TLS Sage wrote:A P-statement is pretty much a non-factor in the admissions process. It's there for two reasons. #1. Ensure that you can at least write somewhat coherently, and #2. the rare occasion that ADCOMS will use it for students with very similar Apps.
Impeccable. Use this as the guiding light for your apps, fellow TLS'ers, and be sure not to waste more than 17 minutes writing your statement. Don't forget the old adage, "If 18 minutes before you're done, you'll never see a JR1!"
Look at the foolishness of these peripheral admissions staffers--many of whom are running around with silly titles like "Dean"--compared to our in-house gurus:
Ann Perry (Chicago) wrote:"Personally, I don't even look at an applicant's numbers until I feel like I've gotten to know him or her. So I always like to start off a new application by reading the personal statement and reviewing the applicant's letters of recommendation... The personal statement is the first part of the application that I review."
Sarah Zearfoss (Michigan) wrote:"[The personal statement] is my favorite part in the file... You’d be surprised just how many personal statements are not [polished]. But even when they come to you in a final form you’d expect from an applicant to Michigan, I’m often amazed by how much I can learn about an applicant. I’ve read so many personal statements where I end up walking away from reading them with a really good understanding about who this person is -- and oftentimes, it’s a very negative picture... And while I can appreciate some people’s skepticism that you can’t learn that much about an applicant reading a personal statement, I’m here to tell you that you can -- and it’s not always the picture a candidate might have envisioned. Sometimes, I’m finding things that are subtle and come from ten years of having done this. Other times, though, it begins with the first sentence and carries all the way through the essay -- and I’m thinking that this is obviously a really smart person and I cannot believe they honestly think this is going to be persuasive to get them into law school."
Faye Deal (Stanford) wrote:"If your LSAT is strong but your personal statement is poorly written and there is no evidence that you’ve taken any courses where serious writing was required, your file may not get very far."
Monica Ingram (Texas) wrote:"For example, applicants who have competitive, but not stellar, LSAT scores and GPAs, may have a personal statement that's compelling. It may be their writing style, gift with language, or individual experiences displayed within the personal statement that will tip the scale on their behalf... It goes without saying that the personal statement is the most influential aspect of the application for which you have the most control.

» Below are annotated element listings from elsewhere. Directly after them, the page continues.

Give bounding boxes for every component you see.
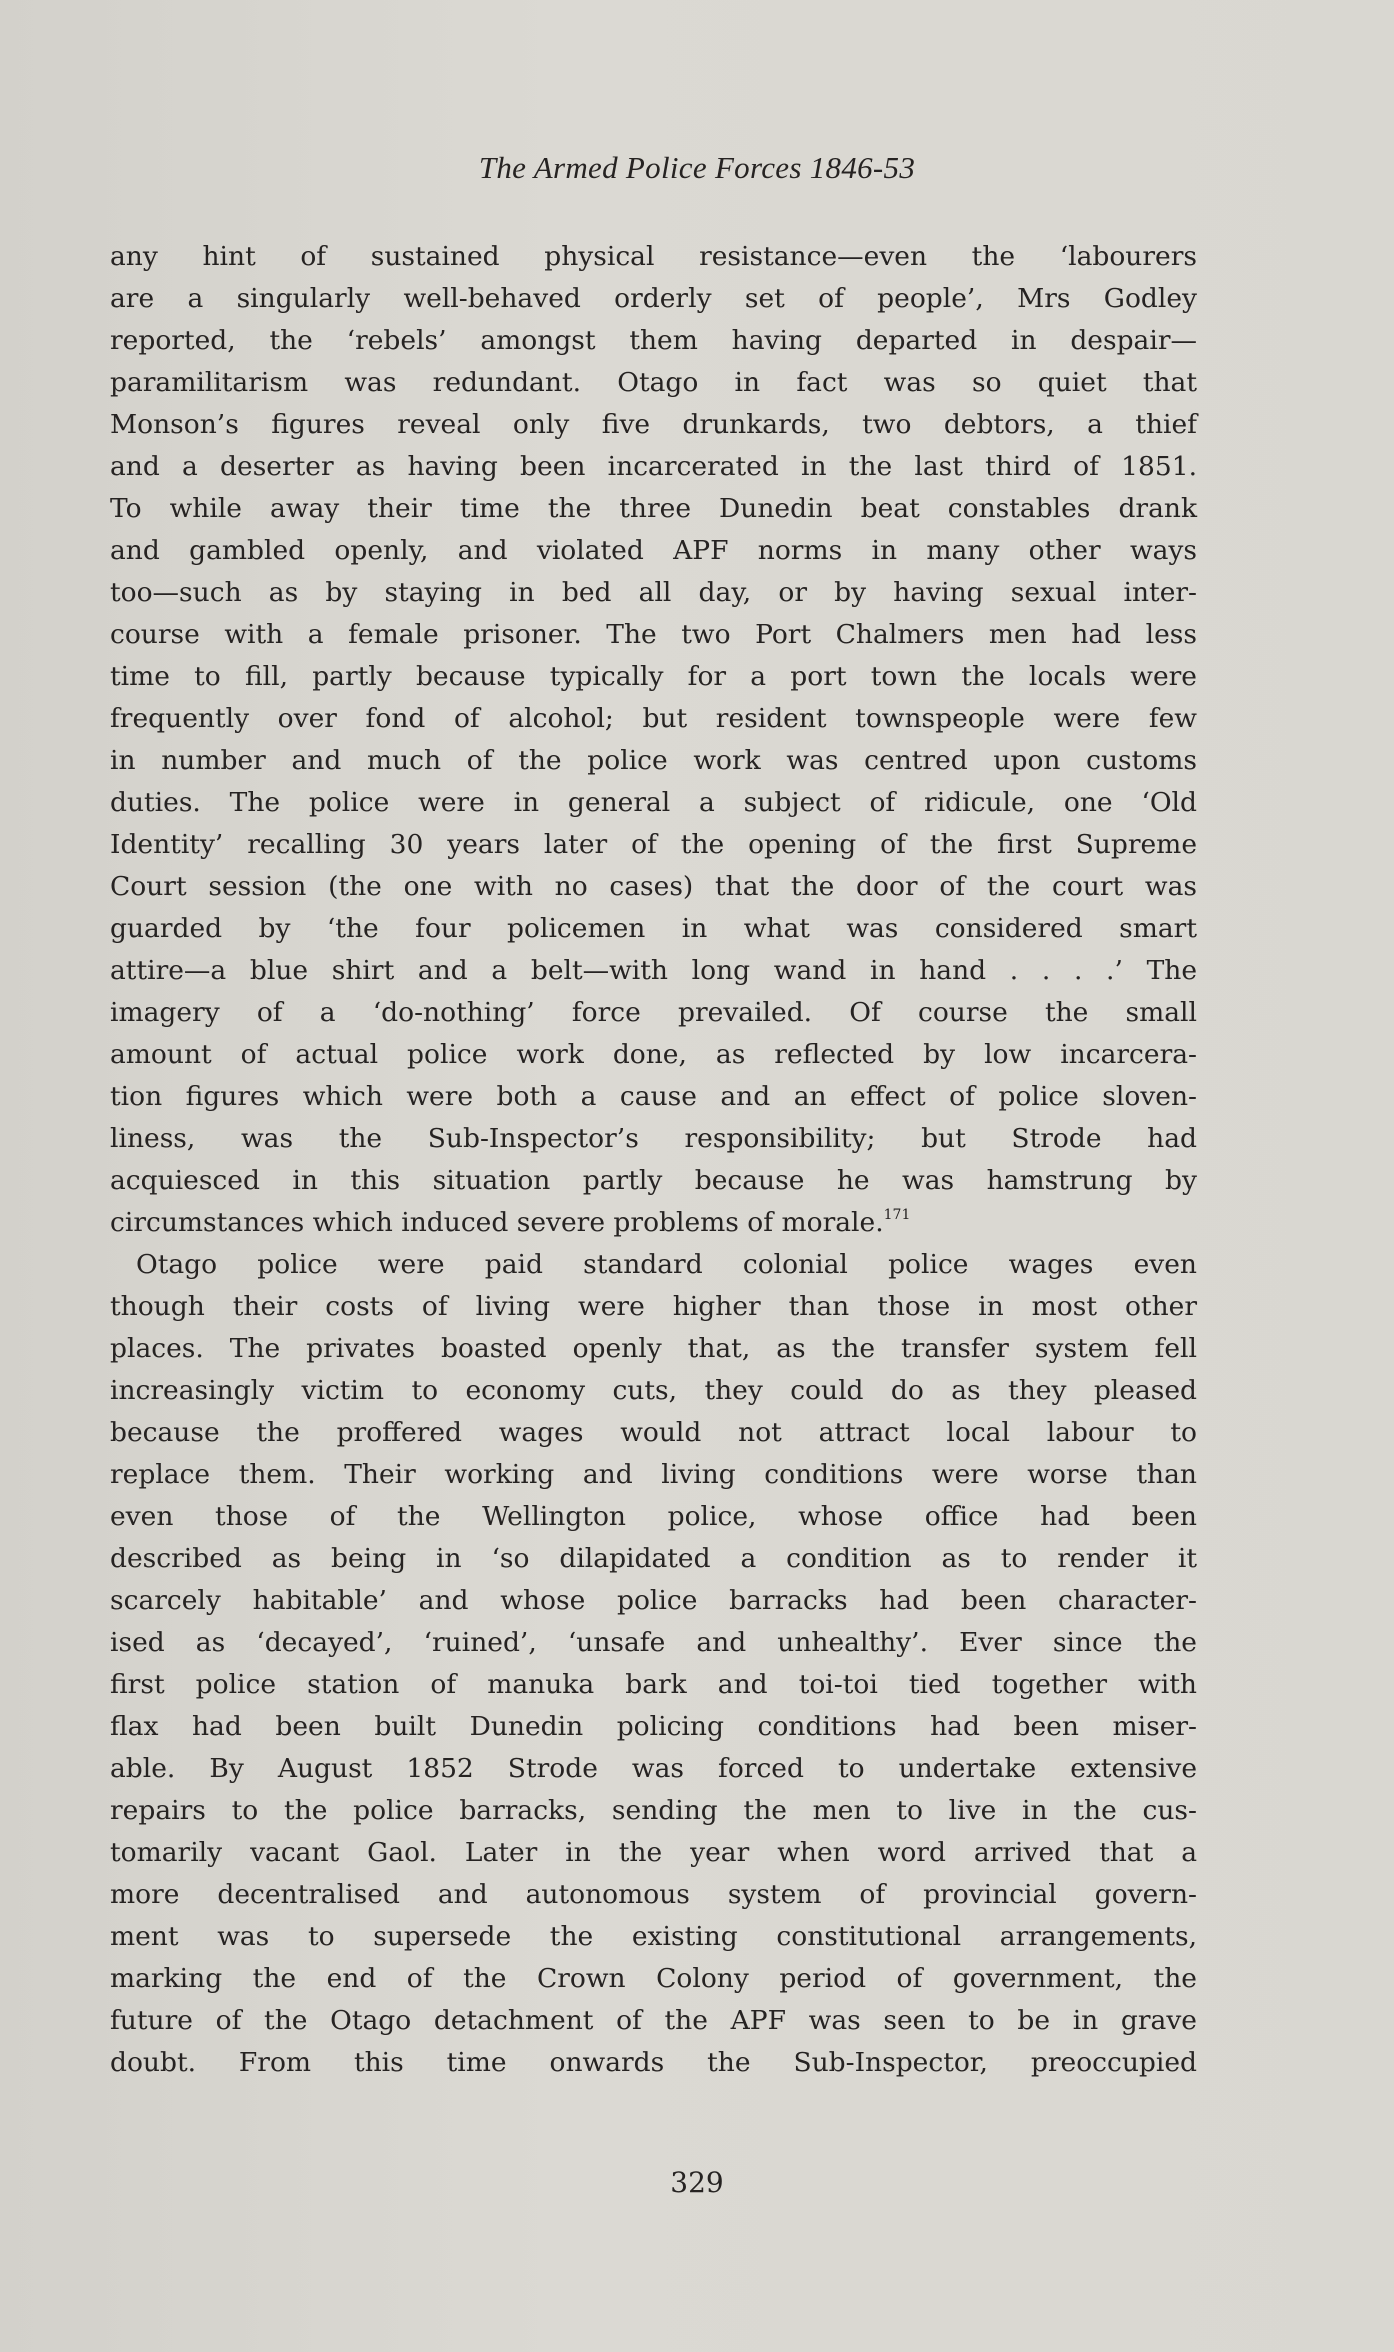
text-line: future of the Otago detachment of the APF was seen to be in grave <box>110 2005 1197 2036</box>
text-line: increasingly victim to economy cuts, they could do as they pleased <box>110 1375 1197 1406</box>
text-line: Monson’s figures reveal only five drunkards, two debtors, a thief <box>110 409 1197 440</box>
text-line: more decentralised and autonomous system of provincial govern- <box>110 1879 1197 1910</box>
text-line: too—such as by staying in bed all day, or by having sexual inter- <box>110 577 1197 608</box>
text-line: any hint of sustained physical resistance—even the ‘labourers <box>110 241 1197 272</box>
text-line: acquiesced in this situation partly because he was hamstrung by <box>110 1165 1197 1196</box>
text-line: To while away their time the three Dunedin beat constables drank <box>110 493 1197 524</box>
footnote-reference: 171 <box>883 1207 911 1223</box>
text-line: guarded by ‘the four policemen in what was considered smart <box>110 913 1197 944</box>
text-line: described as being in ‘so dilapidated a condition as to render it <box>110 1543 1197 1574</box>
text-line: amount of actual police work done, as reflected by low incarcera- <box>110 1039 1197 1070</box>
page-number: 329 <box>670 2166 724 2199</box>
text-line: attire—a blue shirt and a belt—with long wand in hand . . . .’ The <box>110 955 1197 986</box>
text-line: repairs to the police barracks, sending the men to live in the cus- <box>110 1795 1197 1826</box>
text-line: marking the end of the Crown Colony period of government, the <box>110 1963 1197 1994</box>
text-line: frequently over fond of alcohol; but resident townspeople were few <box>110 703 1197 734</box>
text-line: circumstances which induced severe problems of morale.$^{171}$ <box>110 1207 911 1238</box>
text-line: are a singularly well-behaved orderly set of people’, Mrs Godley <box>110 283 1197 314</box>
text-line: scarcely habitable’ and whose police barracks had been character- <box>110 1585 1197 1616</box>
text-line: tion figures which were both a cause and an effect of police sloven- <box>110 1081 1197 1112</box>
text-line: paramilitarism was redundant. Otago in fact was so quiet that <box>110 367 1197 398</box>
body-text <box>110 236 1197 2084</box>
text-line: places. The privates boasted openly that, as the transfer system fell <box>110 1333 1197 1364</box>
text-line: Court session (the one with no cases) that the door of the court was <box>110 871 1197 902</box>
text-line: first police station of manuka bark and toi-toi tied together with <box>110 1669 1197 1700</box>
text-line: course with a female prisoner. The two Port Chalmers men had less <box>110 619 1197 650</box>
text-line: ment was to supersede the existing constitutional arrangements, <box>110 1921 1197 1952</box>
text-line: imagery of a ‘do-nothing’ force prevailed. Of course the small <box>110 997 1197 1028</box>
running-head: The Armed Police Forces 1846-53 <box>478 150 916 185</box>
text-line: duties. The police were in general a subject of ridicule, one ‘Old <box>110 787 1197 818</box>
text-line: reported, the ‘rebels’ amongst them having departed in despair— <box>110 325 1197 356</box>
text-line: because the proffered wages would not attract local labour to <box>110 1417 1197 1448</box>
text-line: and gambled openly, and violated APF norms in many other ways <box>110 535 1197 566</box>
text-line: tomarily vacant Gaol. Later in the year when word arrived that a <box>110 1837 1197 1868</box>
text-line: replace them. Their working and living conditions were worse than <box>110 1459 1197 1490</box>
text-line: though their costs of living were higher than those in most other <box>110 1291 1197 1322</box>
text-line: even those of the Wellington police, whose office had been <box>110 1501 1197 1532</box>
text-line: time to fill, partly because typically for a port town the locals were <box>110 661 1197 692</box>
text-line: doubt. From this time onwards the Sub-Inspector, preoccupied <box>110 2047 1197 2078</box>
text-line: liness, was the Sub-Inspector’s responsibility; but Strode had <box>110 1123 1197 1154</box>
text-line: able. By August 1852 Strode was forced to undertake extensive <box>110 1753 1197 1784</box>
text-line: in number and much of the police work was centred upon customs <box>110 745 1197 776</box>
text-line: Identity’ recalling 30 years later of the opening of the first Supreme <box>110 829 1197 860</box>
text-line: ised as ‘decayed’, ‘ruined’, ‘unsafe and unhealthy’. Ever since the <box>110 1627 1197 1658</box>
text-line: Otago police were paid standard colonial police wages even <box>136 1249 1197 1280</box>
text-line: and a deserter as having been incarcerated in the last third of 1851. <box>110 451 1197 482</box>
text-line: flax had been built Dunedin policing conditions had been miser- <box>110 1711 1197 1742</box>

So turning in something that's sloppy, has typos, poor grammar and structure is a serious mistake."
Can you believe the nonsense being spewed by these simpletons?! Staggering! Let's recap:
- Chicago says, "Screw the important stuff -- I go straight for the non-factor when reviewing an application."
- Michigan says, "The non-factor is my favorite! It's so unimportant that it's oftentimes the deciding factor in a rejection."
- Stanford says, "The personal statement is so meaningless to us that if it's poorly written, it's likely to tip the scales against numerically strong candidates. Difficult to imagine a more trivial part of an application, amirite?"
- Texas says, "The personal statement is essentially the laughing stock of the application. Seriously, there are only several circumstances in which it can be the determinative factor."
Now go forth with piddling effort and claim thy prize!
(But please, if you scored less than a 176 on the LSAT, just give up on life.)